Rimane comunque sul tappeto la questione fondamentale ovvero che esiste una priorità assoluta in tema di diritti, quella della lotta alla povertà e all’ignoranza che rappresentano la madre di tutte le battaglie. Il mio convincimento è che è solo combattendo, preliminarmente, la povertà e l’ignoranza si pongono le basi per affrontare la questione di tutti i diritti umani.
Ma essendo, in questo momento, cogenti i problemi relativi ai diritti delle donne nei paesi in cui essi vengono sistematicamente conculcati, ho ritenuto opportuno partire proprio dalla domanda: quale dovrebbe essere il giusto comportamento dell’Occidente in riferimento a questa tematica?
È sotto gli occhi di tutti che l’esportazione della democrazia si è rivelata fallimentare. Ma ciò non vuol dire che l’occidente debba stare a guardare. Proprio dall’esperienza afghana ci giungono alcuni spunti di riflessione.
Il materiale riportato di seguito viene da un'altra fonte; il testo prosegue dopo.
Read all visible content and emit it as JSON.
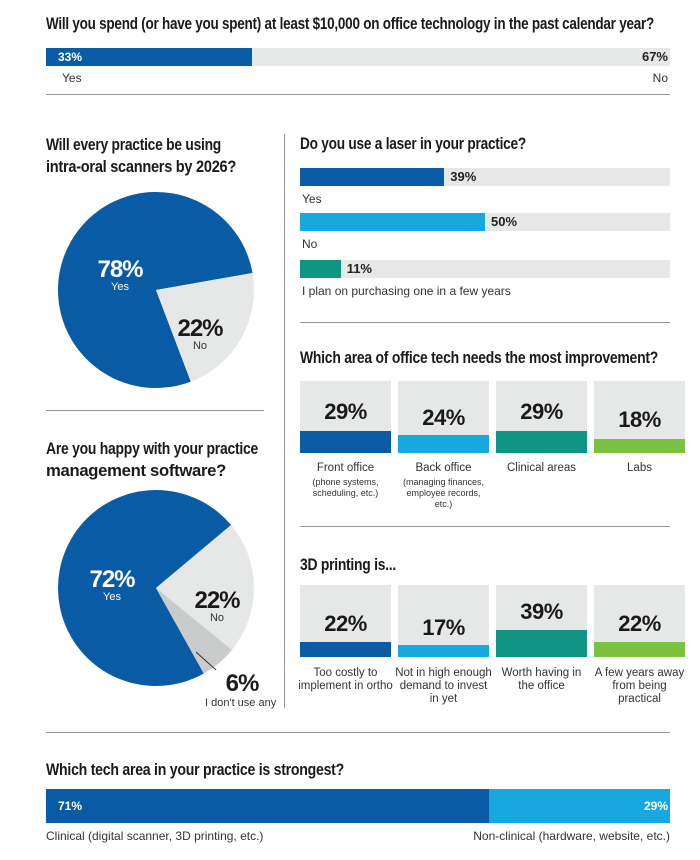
{
  "colors": {
    "blue": "#0a5ba6",
    "cyan": "#16a8de",
    "teal": "#109484",
    "green": "#7cc242",
    "track": "#e6e8e7"
  },
  "chart_data": [
    {
      "type": "bar",
      "title": "Will you spend (or have you spent) at least $10,000 on office technology in the past calendar year?",
      "categories": [
        "Yes",
        "No"
      ],
      "values": [
        33,
        67
      ],
      "value_labels": [
        "33%",
        "67%"
      ],
      "unit": "%"
    },
    {
      "type": "pie",
      "title": "Will every practice be using intra-oral scanners by 2026?",
      "categories": [
        "Yes",
        "No"
      ],
      "values": [
        78,
        22
      ],
      "value_labels": [
        "78%",
        "22%"
      ],
      "colors": [
        "#0a5ba6",
        "#e6e8e7"
      ]
    },
    {
      "type": "bar",
      "title": "Do you use a laser in your practice?",
      "categories": [
        "Yes",
        "No",
        "I plan on purchasing one in a few years"
      ],
      "values": [
        39,
        50,
        11
      ],
      "value_labels": [
        "39%",
        "50%",
        "11%"
      ],
      "colors": [
        "#0a5ba6",
        "#16a8de",
        "#109484"
      ],
      "xlim": [
        0,
        100
      ]
    },
    {
      "type": "bar",
      "title": "Which area of office tech needs the most improvement?",
      "categories": [
        "Front office",
        "Back office",
        "Clinical areas",
        "Labs"
      ],
      "sublabels": [
        "(phone systems, scheduling, etc.)",
        "(managing finances, employee records, etc.)",
        "",
        ""
      ],
      "values": [
        29,
        24,
        29,
        18
      ],
      "value_labels": [
        "29%",
        "24%",
        "29%",
        "18%"
      ],
      "colors": [
        "#0a5ba6",
        "#16a8de",
        "#109484",
        "#7cc242"
      ]
    },
    {
      "type": "pie",
      "title": "Are you happy with your practice management software?",
      "categories": [
        "Yes",
        "No",
        "I don't use any"
      ],
      "values": [
        72,
        22,
        6
      ],
      "value_labels": [
        "72%",
        "22%",
        "6%"
      ],
      "colors": [
        "#0a5ba6",
        "#e6e8e7",
        "#c9cccb"
      ]
    },
    {
      "type": "bar",
      "title": "3D printing is...",
      "categories": [
        "Too costly to implement in ortho",
        "Not in high enough demand to invest in yet",
        "Worth having in the office",
        "A few years away from being practical"
      ],
      "values": [
        22,
        17,
        39,
        22
      ],
      "value_labels": [
        "22%",
        "17%",
        "39%",
        "22%"
      ],
      "colors": [
        "#0a5ba6",
        "#16a8de",
        "#109484",
        "#7cc242"
      ],
      "ylim": [
        0,
        100
      ]
    },
    {
      "type": "bar",
      "title": "Which tech area in your practice is strongest?",
      "categories": [
        "Clinical (digital scanner, 3D printing, etc.)",
        "Non-clinical (hardware, website, etc.)"
      ],
      "values": [
        71,
        29
      ],
      "value_labels": [
        "71%",
        "29%"
      ],
      "colors": [
        "#0a5ba6",
        "#16a8de"
      ]
    }
  ]
}
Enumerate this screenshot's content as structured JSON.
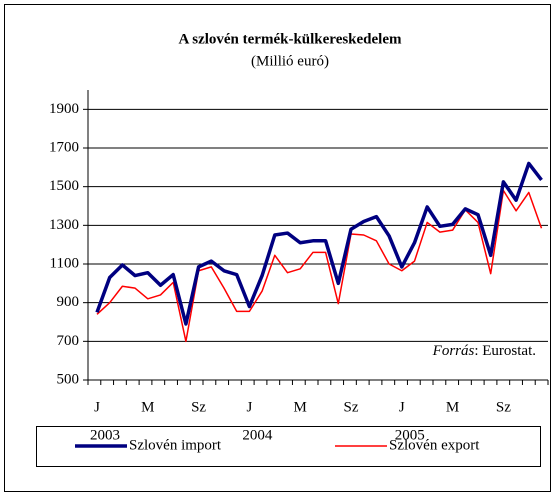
{
  "chart_data": {
    "type": "line",
    "title": "A szlovén termék-külkereskedelem",
    "subtitle": "(Millió euró)",
    "categories": [
      "J",
      null,
      null,
      null,
      "M",
      null,
      null,
      null,
      "Sz",
      null,
      null,
      null,
      "J",
      null,
      null,
      null,
      "M",
      null,
      null,
      null,
      "Sz",
      null,
      null,
      null,
      "J",
      null,
      null,
      null,
      "M",
      null,
      null,
      null,
      "Sz",
      null,
      null,
      null
    ],
    "years": [
      "2003",
      "2004",
      "2005"
    ],
    "series": [
      {
        "name": "Szlovén import",
        "color": "#000080",
        "width": 3.5,
        "values": [
          850,
          1030,
          1095,
          1040,
          1055,
          990,
          1045,
          790,
          1085,
          1115,
          1065,
          1045,
          880,
          1040,
          1250,
          1260,
          1210,
          1220,
          1220,
          1000,
          1280,
          1320,
          1345,
          1245,
          1085,
          1210,
          1395,
          1295,
          1305,
          1385,
          1355,
          1145,
          1525,
          1430,
          1620,
          1535
        ]
      },
      {
        "name": "Szlovén export",
        "color": "#ff0000",
        "width": 1.5,
        "values": [
          840,
          900,
          985,
          975,
          920,
          940,
          1005,
          700,
          1065,
          1085,
          975,
          855,
          855,
          960,
          1145,
          1055,
          1075,
          1160,
          1160,
          895,
          1255,
          1250,
          1220,
          1100,
          1065,
          1115,
          1315,
          1265,
          1275,
          1380,
          1315,
          1050,
          1480,
          1375,
          1470,
          1285
        ]
      }
    ],
    "ylim": [
      500,
      2000
    ],
    "yticks": [
      500,
      700,
      900,
      1100,
      1300,
      1500,
      1700,
      1900
    ],
    "grid": true,
    "source_label": "Forrás",
    "source_text": ": Eurostat.",
    "legend": "bottom"
  }
}
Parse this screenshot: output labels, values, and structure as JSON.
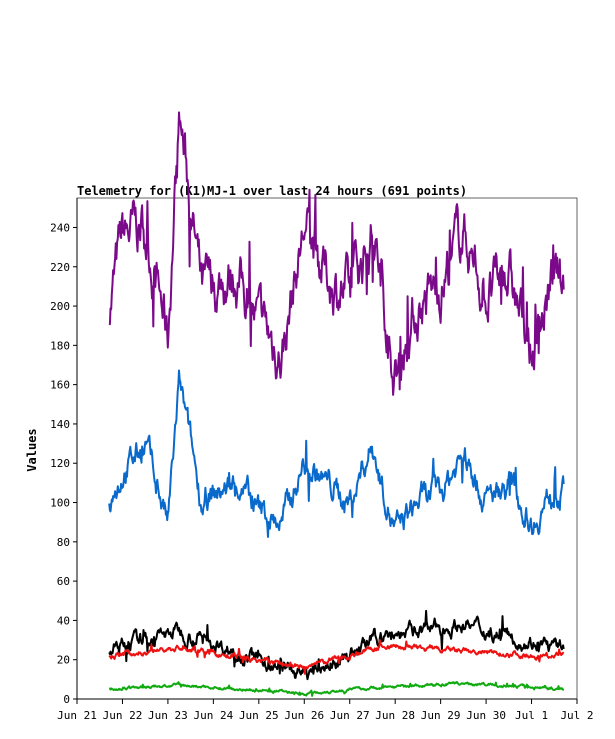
{
  "chart_data": {
    "type": "line",
    "title": "Telemetry for (K1)MJ-1 over last 24 hours (691 points)",
    "xlabel": "",
    "ylabel": "Values",
    "xlim": [
      "Jun 21",
      "Jul 2"
    ],
    "ylim": [
      0,
      255
    ],
    "x_ticks": [
      "Jun 21",
      "Jun 22",
      "Jun 23",
      "Jun 24",
      "Jun 25",
      "Jun 26",
      "Jun 27",
      "Jun 28",
      "Jun 29",
      "Jun 30",
      "Jul 1",
      "Jul 2"
    ],
    "y_ticks": [
      0,
      20,
      40,
      60,
      80,
      100,
      120,
      140,
      160,
      180,
      200,
      220,
      240
    ],
    "grid": false,
    "legend": "none",
    "series": [
      {
        "color": "#7b0a8a",
        "baseline": 205,
        "amplitude": 22,
        "noise": 18,
        "x": [
          "Jun 21 17:00",
          "Jun 22 00:00",
          "Jun 22 12:00",
          "Jun 23 00:00",
          "Jun 23 06:00",
          "Jun 23 18:00",
          "Jun 24 12:00",
          "Jun 25 00:00",
          "Jun 25 12:00",
          "Jun 26 00:00",
          "Jun 26 12:00",
          "Jun 27 00:00",
          "Jun 27 12:00",
          "Jun 28 00:00",
          "Jun 28 12:00",
          "Jun 29 00:00",
          "Jun 29 12:00",
          "Jun 30 00:00",
          "Jun 30 12:00",
          "Jul 1 00:00",
          "Jul 1 12:00",
          "Jul 1 17:00"
        ],
        "values": [
          200,
          235,
          240,
          185,
          300,
          205,
          218,
          190,
          175,
          240,
          215,
          205,
          240,
          165,
          200,
          210,
          240,
          205,
          215,
          175,
          215,
          210
        ]
      },
      {
        "color": "#0a6acc",
        "baseline": 104,
        "amplitude": 14,
        "noise": 9,
        "x": [
          "Jun 21 17:00",
          "Jun 22 00:00",
          "Jun 22 12:00",
          "Jun 23 00:00",
          "Jun 23 06:00",
          "Jun 23 18:00",
          "Jun 24 12:00",
          "Jun 25 00:00",
          "Jun 25 12:00",
          "Jun 26 00:00",
          "Jun 26 12:00",
          "Jun 27 00:00",
          "Jun 27 12:00",
          "Jun 28 00:00",
          "Jun 28 12:00",
          "Jun 29 00:00",
          "Jun 29 12:00",
          "Jun 30 00:00",
          "Jun 30 12:00",
          "Jul 1 00:00",
          "Jul 1 12:00",
          "Jul 1 17:00"
        ],
        "values": [
          100,
          115,
          130,
          90,
          160,
          100,
          110,
          95,
          90,
          120,
          110,
          100,
          130,
          85,
          100,
          105,
          125,
          100,
          110,
          90,
          105,
          105
        ]
      },
      {
        "color": "#000000",
        "baseline": 22,
        "amplitude": 5,
        "noise": 5,
        "x": [
          "Jun 21 17:00",
          "Jun 23 06:00",
          "Jun 26 00:00",
          "Jun 27 18:00",
          "Jun 29 12:00",
          "Jul 1 17:00"
        ],
        "values": [
          25,
          35,
          12,
          32,
          38,
          25
        ]
      },
      {
        "color": "#ee1111",
        "baseline": 21,
        "amplitude": 3,
        "noise": 2,
        "x": [
          "Jun 21 17:00",
          "Jun 23 06:00",
          "Jun 26 00:00",
          "Jun 27 18:00",
          "Jun 29 12:00",
          "Jul 1 17:00"
        ],
        "values": [
          22,
          26,
          16,
          27,
          24,
          22
        ]
      },
      {
        "color": "#11aa11",
        "baseline": 4.5,
        "amplitude": 1,
        "noise": 1,
        "x": [
          "Jun 21 17:00",
          "Jun 23 06:00",
          "Jun 26 00:00",
          "Jun 27 18:00",
          "Jun 29 12:00",
          "Jul 1 17:00"
        ],
        "values": [
          5,
          7,
          3,
          6,
          8,
          5
        ]
      }
    ]
  }
}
Sono convinto che la lotta per i diritti debba partire dall’interno di questi paesi. Ma non può essere una battaglia appannaggio solo delle donne appartenenti alle èlite del paese. Essa deve coinvolgere tutte le donne. In questi venti anni nulla si è mosso in questa direzione. Le fortunate per nascita che sono riuscite a lasciare il paese dovrebbero creare reti di solidarietà attiva con le donne rimaste incastrate nei meccanismi perversi del fondamentalismo che è diventato per alcuni l’unica risposta possibile alla crisi di valori dell’Occidente.
Esportazione della democrazia e sanzioni economiche non fanno altro che alimentare l’odio di questi popoli nei confronti di un Occidente che sa benissimo come fare le guerre, ma che non è mai riuscito a migliorare le condizioni di vita di quei popoli che lottano quotidianamente contro la fame.